Professor Mearsheimer thanked Rabbi Beerman for his introductory remarks and answered his question as follows:
With regard to the New History . . . I think there is no question that Benny Morris’s personal politics have become more hard line in recent years and he doesn’t look like the same Benny Morris of the 1990s, but he has not renounced his scholarship. He has not renounced what he wrote in 1980 and 1990.
Actually, the book people should look at is Shlomo Ben-Ami’s book, Scars of War, which I think has an excellent capsule summary of where the conventional wisdom of Israel is on the subject, and I think Ben-Ami’s views are consistent in large part with Morris’ views and Morris’s views are consistent with our views. I think we are basically parroting the conventional wisdom.
The answer is a small case study of Walt & Mearsheimer’s scholarly methods. Benny Morris published two books relating to the origin of the Palestinian refugee problem: one in 1988 titled The Birth of the Palestinian Refugee Problem, 1947-1949 and one in 2004 titled The Birth of the Palestinian Refugee Problem Revisited.
The 1988 book, in Morris’s description, “undermined both the official Zionist and the traditional Arab narratives”:
The documents showed that the 700,000 or so Arabs who had fled or been driven from their homes in the area that became the state of Israel in 1948-49 had not done so, by and large, on orders from or at the behest of Palestinian or outside Arab leaders, as Israelis were educated to believe; but, at the same time, they had not been expelled by the Israelis in compliance with a preset master plan or in line with a systematic policy, as the Arabs, in their demonization of Israel, have been taught. [Emphasis added]
Even in 1988, Morris understood that the picture was a complex one – one in which fear, orders from Arab commanders, economic conditions, and general chaos all played a prominent role, as well as the impact of conquering troops.
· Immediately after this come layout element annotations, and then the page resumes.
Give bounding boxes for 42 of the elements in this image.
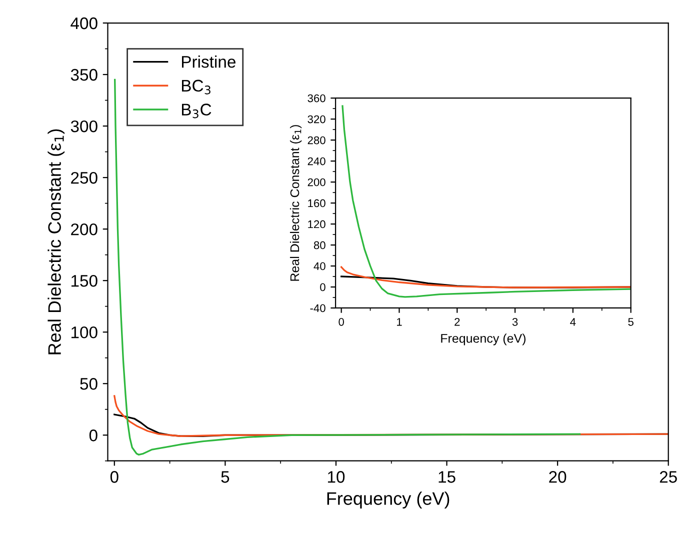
y-tick-label: 350 (70, 68, 98, 81)
x-tick-label: 10 (328, 471, 345, 483)
y-tick-label: 150 (72, 274, 98, 287)
x-tick-label: 1 (396, 318, 402, 326)
y-tick-label: 40 (314, 262, 326, 270)
line-series (342, 105, 631, 298)
y-tick-label: 360 (308, 94, 326, 102)
y-tick-label: 120 (308, 220, 326, 228)
x-tick-label: 5 (221, 471, 230, 483)
y-tick-label: 200 (308, 178, 326, 186)
x-tick-label: 4 (570, 318, 576, 326)
line-series (114, 78, 581, 456)
x-tick-label: 2 (454, 318, 460, 326)
x-tick-label: 25 (660, 471, 677, 483)
y-tick-label: 100 (72, 326, 98, 338)
y-tick-label: 250 (71, 172, 98, 184)
x-tick-label: 5 (628, 318, 634, 326)
y-tick-label: 320 (308, 115, 326, 124)
legend-label: B$_{3}$C (182, 104, 212, 118)
y-tick-label: 50 (80, 378, 98, 390)
x-tick-label: 0 (110, 471, 118, 483)
y-tick-label: 300 (70, 120, 98, 132)
x-axis-title: Frequency (eV) (441, 334, 526, 346)
x-tick-label: 15 (438, 471, 456, 483)
legend-label: BC$_{3}$ (182, 80, 210, 94)
line-series (340, 266, 631, 288)
x-axis-title: Frequency (eV) (327, 492, 450, 509)
y-tick-label: 160 (308, 199, 326, 208)
y-tick-label: 280 (308, 136, 326, 144)
x-tick-label: 20 (549, 471, 566, 483)
y-axis-title: Real Dielectric Constant (ε$_{1}$) (290, 125, 302, 281)
y-tick-label: 0 (89, 430, 98, 442)
y-axis-title: Real Dielectric Constant (ε$_{1}$) (48, 129, 65, 354)
y-tick-label: -40 (310, 304, 326, 312)
legend-label: Pristine (182, 56, 236, 68)
y-tick-label: 400 (70, 17, 98, 30)
x-tick-label: 0 (338, 318, 344, 326)
x-tick-label: 3 (512, 318, 518, 326)
y-tick-label: 80 (314, 241, 326, 250)
y-tick-label: 240 (308, 157, 326, 166)
y-tick-label: 200 (71, 223, 98, 236)
y-tick-label: 0 (320, 283, 326, 292)
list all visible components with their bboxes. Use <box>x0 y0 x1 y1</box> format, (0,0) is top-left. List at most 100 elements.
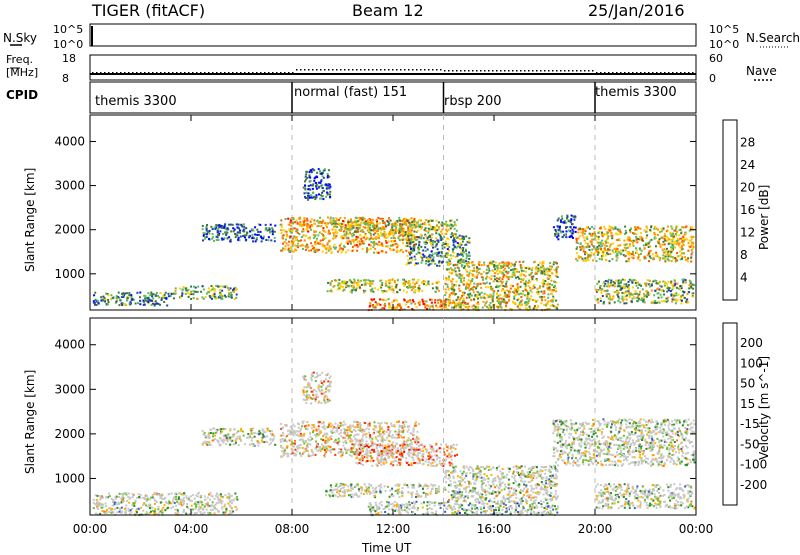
range-cell <box>185 293 187 295</box>
range-cell <box>414 303 416 305</box>
range-cell <box>611 235 613 237</box>
range-cell <box>339 245 341 247</box>
range-cell <box>620 253 622 255</box>
range-cell <box>668 289 670 291</box>
range-cell <box>553 281 555 283</box>
range-cell <box>284 230 286 232</box>
range-cell <box>407 306 409 308</box>
range-cell <box>625 230 627 232</box>
range-cell <box>404 219 406 221</box>
range-cell <box>418 290 420 292</box>
range-cell <box>208 238 210 240</box>
range-cell <box>648 253 650 255</box>
range-cell <box>455 284 457 286</box>
range-cell <box>218 440 220 442</box>
range-cell <box>206 293 208 295</box>
range-cell <box>407 245 409 247</box>
range-cell <box>178 493 180 495</box>
range-cell <box>587 243 589 245</box>
range-cell <box>547 277 549 279</box>
range-cell <box>236 224 238 226</box>
range-cell <box>409 283 411 285</box>
range-cell <box>200 495 202 497</box>
range-cell <box>265 431 267 433</box>
range-cell <box>489 304 491 306</box>
range-cell <box>127 508 129 510</box>
range-cell <box>404 282 406 284</box>
range-cell <box>227 237 229 239</box>
range-cell <box>489 296 491 298</box>
range-cell <box>236 294 238 296</box>
range-cell <box>399 220 401 222</box>
range-cell <box>553 298 555 300</box>
range-cell <box>385 233 387 235</box>
range-cell <box>376 219 378 221</box>
range-cell <box>164 504 166 506</box>
range-cell <box>202 239 204 241</box>
range-cell <box>437 299 439 301</box>
range-cell <box>168 295 170 297</box>
range-cell <box>161 498 163 500</box>
range-cell <box>330 282 332 284</box>
range-cell <box>522 290 524 292</box>
range-cell <box>147 499 149 501</box>
range-cell <box>664 260 666 262</box>
range-cell <box>644 230 646 232</box>
range-cell <box>639 249 641 251</box>
range-cell <box>254 432 256 434</box>
range-cell <box>438 265 440 267</box>
range-cell <box>265 224 267 226</box>
range-cell <box>186 497 188 499</box>
range-cell <box>589 249 591 251</box>
range-cell <box>428 281 430 283</box>
range-cell <box>637 258 639 260</box>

According to Morris:
The picture that emerged [in the 1988 book] was a complex one – of frightened communities fleeing their homes at the first whiff of grapeshot, as they or neighboring villages were attacked; of communities expelled by conquering Israeli troops; of villagers ordered by Arab commanders to send away women, children and the old to safety in inland areas; and of economic privation, unemployment and general chaos as the British mandate government wound down and allowed the two native communities to slug it out. [Emphasis added]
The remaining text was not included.